Winter deepened toward the death of the sun. On the eve of the solstice, Hawk could refuse the insistent summons no more. He had come back to his evening rest, but perceived as he approached it that there was someone there in the tower. He circled it for a time. He didn’t, anyway, want to rest; he wanted to fly, soar, beat away night with long wings. This world had grown old. He rose up in easy stages, seeking a quick current.

As he went, Loren and Sten watched him, passing back and forth Loren’s binoculars.

“The glint,” Sten said. “When the light catches it… See?”

“Yes”

“His jesses. The grommets in them.”

“It must be.”

“It was Hawk.”

“I think it was. I don’t know how.”

“Next year, will he come back?”

“Maybe.”

“We could take him, take him up.”

“No.” Loren had read the sign. “Not after he’s been free. There’s no caging him now. He’s nobody’s hawk now, Sten.” He didn’t say: and neither are you.

He shifted the binoculars. Far off, something hovered: not a bird. It seemed to dart, searching, like a preying dragonfly. Then, moving straight toward them, swiftly: they could hear it.

All of them in the tower heard it. Below, Mika looked out the slats of the windows; Sweets lifted his ears and growled deep in his throat, till Painter stilled him.

“It’s coming here,” Mika said. “It’s black.”

Like a hawk, it hung for a time thoughtfully overhead, moving only slightly, looking (they all felt it) down on prey it knew was there, however concealed, Then it dropped; its noise grew loud and its vortex hurtled away dead leaves and chaff, dust of weeds and winter detritus. Its blades slowed, but continued to slice air. Its bubble face was tinted, they couldn’t see anything within. Then it opened.

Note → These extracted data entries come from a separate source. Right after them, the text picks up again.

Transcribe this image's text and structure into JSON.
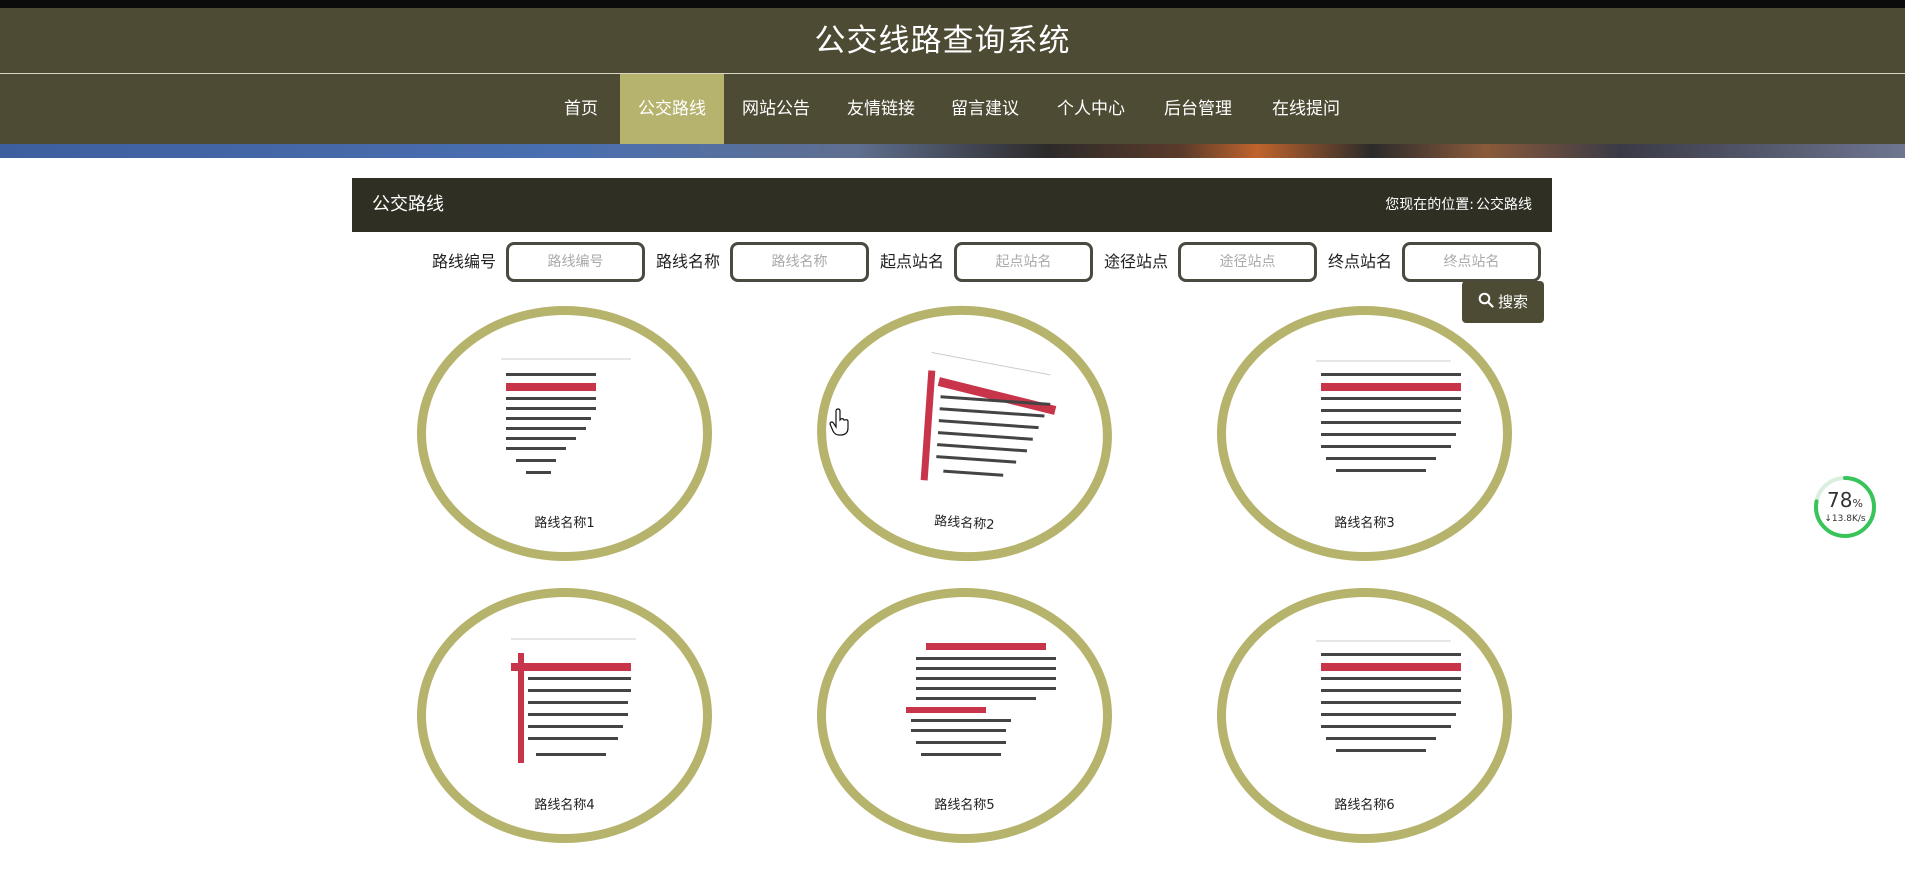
{
  "header": {
    "site_title": "公交线路查询系统"
  },
  "nav": {
    "items": [
      {
        "label": "首页",
        "active": false
      },
      {
        "label": "公交路线",
        "active": true
      },
      {
        "label": "网站公告",
        "active": false
      },
      {
        "label": "友情链接",
        "active": false
      },
      {
        "label": "留言建议",
        "active": false
      },
      {
        "label": "个人中心",
        "active": false
      },
      {
        "label": "后台管理",
        "active": false
      },
      {
        "label": "在线提问",
        "active": false
      }
    ]
  },
  "section": {
    "title": "公交路线",
    "location_label": "您现在的位置:",
    "location_value": "公交路线"
  },
  "search": {
    "fields": [
      {
        "label": "路线编号",
        "placeholder": "路线编号",
        "value": ""
      },
      {
        "label": "路线名称",
        "placeholder": "路线名称",
        "value": ""
      },
      {
        "label": "起点站名",
        "placeholder": "起点站名",
        "value": ""
      },
      {
        "label": "途径站点",
        "placeholder": "途径站点",
        "value": ""
      },
      {
        "label": "终点站名",
        "placeholder": "终点站名",
        "value": ""
      }
    ],
    "button_label": "搜索",
    "button_icon": "search-icon"
  },
  "routes": [
    {
      "name": "路线名称1",
      "thumb_style": "left-red"
    },
    {
      "name": "路线名称2",
      "thumb_style": "red-cross"
    },
    {
      "name": "路线名称3",
      "thumb_style": "plain"
    },
    {
      "name": "路线名称4",
      "thumb_style": "red-cross"
    },
    {
      "name": "路线名称5",
      "thumb_style": "double-band"
    },
    {
      "name": "路线名称6",
      "thumb_style": "plain"
    }
  ],
  "speed_widget": {
    "percent": "78",
    "percent_unit": "%",
    "rate": "↓13.8K/s",
    "progress": 0.78
  },
  "colors": {
    "header_bg": "#4e4b35",
    "nav_active": "#b6b36f",
    "section_header_bg": "#2f3023",
    "oval_border": "#b6b36d",
    "thumb_red": "#c8354a",
    "widget_green": "#39c45a"
  }
}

The pilot leapt out. Without looking around him he began to haul out boxes, crates, stores. He threw them out anyhow; one box of shiny aluminum containers broke open and spilled its contents like treasure. He pulled out three long guns and added them to the pile. He put his head within the interior. He stood aside while his passenger, with some difficulty, got out; then he clambered quickly back in and closed the bubble. The blades roared; their visitor bent over, closing his eyes against the machine’s rising, his cape snapping around him. Then he straightened, tidying himself.

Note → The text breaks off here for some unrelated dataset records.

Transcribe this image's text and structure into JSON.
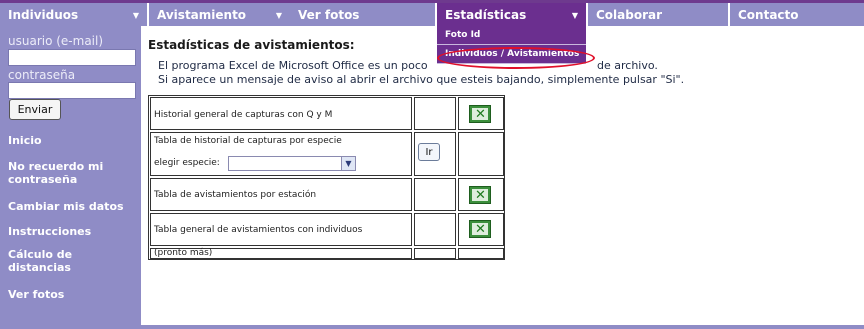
{
  "nav": {
    "items": [
      {
        "label": "Individuos",
        "has_caret": true
      },
      {
        "label": "Avistamiento",
        "has_caret": true
      },
      {
        "label": "Ver fotos",
        "has_caret": false
      },
      {
        "label": "Estadísticas",
        "has_caret": true
      },
      {
        "label": "Colaborar",
        "has_caret": false
      },
      {
        "label": "Contacto",
        "has_caret": false
      }
    ],
    "dropdown": [
      "Foto Id",
      "Individuos / Avistamientos"
    ]
  },
  "login": {
    "user_label": "usuario (e-mail)",
    "pass_label": "contraseña",
    "send_label": "Enviar"
  },
  "sidebar": {
    "links": [
      "Inicio",
      "No recuerdo mi contraseña",
      "Cambiar mis datos",
      "Instrucciones",
      "Cálculo de distancias",
      "Ver fotos"
    ]
  },
  "main": {
    "title": "Estadísticas de avistamientos:",
    "info_line1": "El programa Excel de Microsoft Office es un poco",
    "info_line1_end": "de archivo.",
    "info_line2": "Si aparece un mensaje de aviso al abrir el archivo que esteis bajando, simplemente pulsar \"Si\"."
  },
  "table": {
    "rows": [
      {
        "label": "Historial general de capturas con Q y M",
        "action": "excel"
      },
      {
        "label": "Tabla de historial de capturas por especie",
        "select_label": "elegir especie:",
        "action": "ir"
      },
      {
        "label": "Tabla de avistamientos por estación",
        "action": "excel"
      },
      {
        "label": "Tabla general de avistamientos con individuos",
        "action": "excel"
      },
      {
        "label": "(pronto más)",
        "action": "none"
      }
    ],
    "ir_label": "Ir"
  },
  "colors": {
    "nav_bg": "#8f8cc6",
    "nav_active": "#6b2f8f",
    "highlight_ring": "#e0102a"
  }
}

Reynard stood in the tower courtyard, leaning on a stick, waiting.

They came slowly from their hiding places. Reynard nodded to them as they came forth, pointing to each one with his stick. “Mika,” he said. “And Caddie. Sten, and, and Loren. Where is the leo, Painter?”

“You’re dead,” Caddie said, staying far from him, “I killed you.”

“No,” he said, “Not dead.” He walked toward her, not limping now, and she retreated; he seemed brisk, young, almost gay.

“I shot you.” She giggled, a mad, strangled laugh.

“The one you shot,” Reynard said, “was my parent. I am his — child. In a sense. In another sense, I am he almost as much as he was.” He looked around at them. “It would be convenient for you to regard me as him,” He grinned, showing the points of yellow teeth. “How anyway could Reynard the Fox die?”